Jane Seager was the translator, and the English text (only ten of the poems were included) was written in her italic hand – an exercise she repeated in the second half of the book, but this time using Bright’s new system. However true the translations, it seems the system proved inadequate, even though Seager must have taken great pains in her work. This is shown by a literal rendering into standard orthography (from a Memoir of Timothe Bright, p.97):

“In such circumstances transcription must have been largely a matter of guess-work, and imagination reels at thought of the confusion that would arise if the proceedings in our Houses of Parliament and Courts of Law had to be reported by such a system as Timothy Bright’s.”

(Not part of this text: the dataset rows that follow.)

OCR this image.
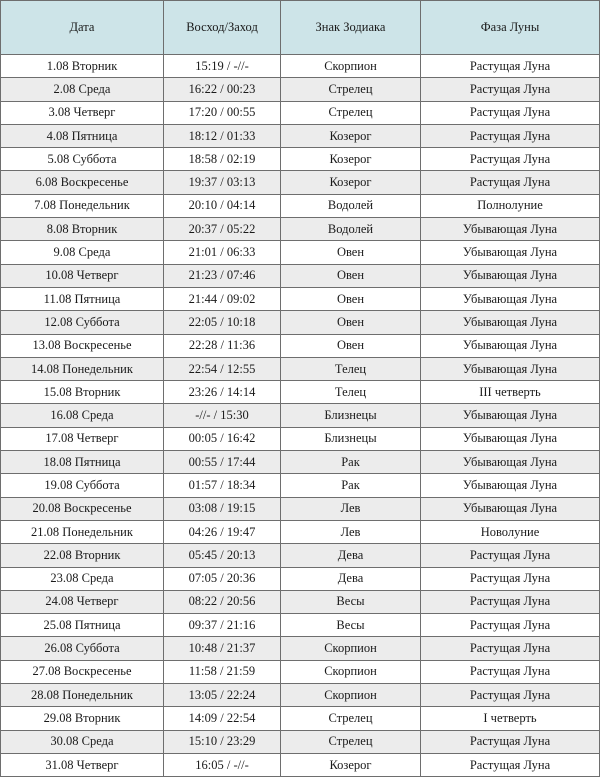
Дата	Восход/Заход	Знак Зодиака	Фаза Луны
1.08 Вторник	15:19 / -//-	Скорпион	Растущая Луна
2.08 Среда	16:22 / 00:23	Стрелец	Растущая Луна
3.08 Четверг	17:20 / 00:55	Стрелец	Растущая Луна
4.08 Пятница	18:12 / 01:33	Козерог	Растущая Луна
5.08 Суббота	18:58 / 02:19	Козерог	Растущая Луна
6.08 Воскресенье	19:37 / 03:13	Козерог	Растущая Луна
7.08 Понедельник	20:10 / 04:14	Водолей	Полнолуние
8.08 Вторник	20:37 / 05:22	Водолей	Убывающая Луна
9.08 Среда	21:01 / 06:33	Овен	Убывающая Луна
10.08 Четверг	21:23 / 07:46	Овен	Убывающая Луна
11.08 Пятница	21:44 / 09:02	Овен	Убывающая Луна
12.08 Суббота	22:05 / 10:18	Овен	Убывающая Луна
13.08 Воскресенье	22:28 / 11:36	Овен	Убывающая Луна
14.08 Понедельник	22:54 / 12:55	Телец	Убывающая Луна
15.08 Вторник	23:26 / 14:14	Телец	III четверть
16.08 Среда	-//- / 15:30	Близнецы	Убывающая Луна
17.08 Четверг	00:05 / 16:42	Близнецы	Убывающая Луна
18.08 Пятница	00:55 / 17:44	Рак	Убывающая Луна
19.08 Суббота	01:57 / 18:34	Рак	Убывающая Луна
20.08 Воскресенье	03:08 / 19:15	Лев	Убывающая Луна
21.08 Понедельник	04:26 / 19:47	Лев	Новолуние
22.08 Вторник	05:45 / 20:13	Дева	Растущая Луна
23.08 Среда	07:05 / 20:36	Дева	Растущая Луна
24.08 Четверг	08:22 / 20:56	Весы	Растущая Луна
25.08 Пятница	09:37 / 21:16	Весы	Растущая Луна
26.08 Суббота	10:48 / 21:37	Скорпион	Растущая Луна
27.08 Воскресенье	11:58 / 21:59	Скорпион	Растущая Луна
28.08 Понедельник	13:05 / 22:24	Скорпион	Растущая Луна
29.08 Вторник	14:09 / 22:54	Стрелец	I четверть
30.08 Среда	15:10 / 23:29	Стрелец	Растущая Луна
31.08 Четверг	16:05 / -//-	Козерог	Растущая Луна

It seems the real utility of Bright’s system, and of other early English shorthand systems, was in the recording of sermons. You can get a sense of the earnest devotion to this task from the publication of a sermon by Master Stephen Egerton at Blackfriar’s in 1589, recorded in charactery by the unknown A.S. – the following is from the latter’s preface (memoir of Bright, p.103):

It hath been (Christian reader) till of late, much wished, that there were an ordinarie way of swift writing, whereby Sermons and lectures of godly Preachers might be preserued for the vse of the absent and posteritie hereafter: That whereas no more remaineth after the hower passed, than so much as the frailtie of memory carrieth away: by the benefite of speedy writing, the whole body of the Lecture, and sermon might be registered. This desire of many, some haue lately endevoured to satisfie, by an Art called Characterie: which I hauing learned, haue put in practise, in writing sermons thereby to preserue (as it were) the life of much memorable doctrine, that would otherwise be buried in forgetfulnesse, wherof I here giue thee a taste, (Christian reader) in publishing this godly Sermon so taken. I haue not willingly missed one word; whereby, either the truth of doctrine might be peruerted, or the meaning of the Preacher altered. Such is the vse of the Art, whith [sic] I have learned. And as at this daie, God is plentifull in varietie of giftes, so if some occasion had not hindered; I would haue made thee partaker, (and may heereafter) of other godly mens labour; in this kinde, that although one cannot heare all: yet by Characterie, the diverse giftes of God may be communicated to many. Farewell in the Lord. Thy well-willer, A.S.

In a later edition Egerton himself corrected certain mistakes, observing that, “the swiftest hand commeth often short of the slowest tongue”. He welcomed the practice of charactery, but advised that it be used only for private purposes, and not “for gain or glory”.

Shorthand was probably an important contribution to Tudor writing, and Bright was granted a kind of copyright over his system for fifteen years. But charactery was clumsy and never dominated the practice. The best of the early systems was in the Art of Stenographie (1602) by John Willis, which established a geometrical principle. Thomas Shelton adapted that system in his Short-writing (1626), and that adaptation was used by Samuel Pepys and Isaac Newton to write up their notes and diaries.


About a hundred years ago there was speculation that Shakespeare’s plays had been recorded in shorthand from their live performances, thus accounting for the inaccuracies in subsequent published folios of the plays. Shakespeare did mention charactery twice – in The Merry Wives of Windsor (l.2637) and Julius Caesar (l.308) – but nobody now seems to believe the shorthand explanation. The theory that Shakespeare knew Bright is quite interesting, but again just speculation.


*The passage from Plutarch (Loeb Classics 23.3 – can’t find North’s):

“This is the only speech of Cato which has been preserved, we are told, and its preservation was due to Cicero the consul, who had previously given to those clerks who excelled in rapid writing instruction in the use of signs, which, in small and short figures, comprised the force of many letters; these clerks he had then distributed in various parts of the senate-house. For up to that time the Romans did not employ or even possess what are called shorthand writers, but then for the first time, we are told, the first steps toward the practice were taken. Be that as it may, Cato carried the day and changed the opinions of the senators, so that they condemned the men to death.”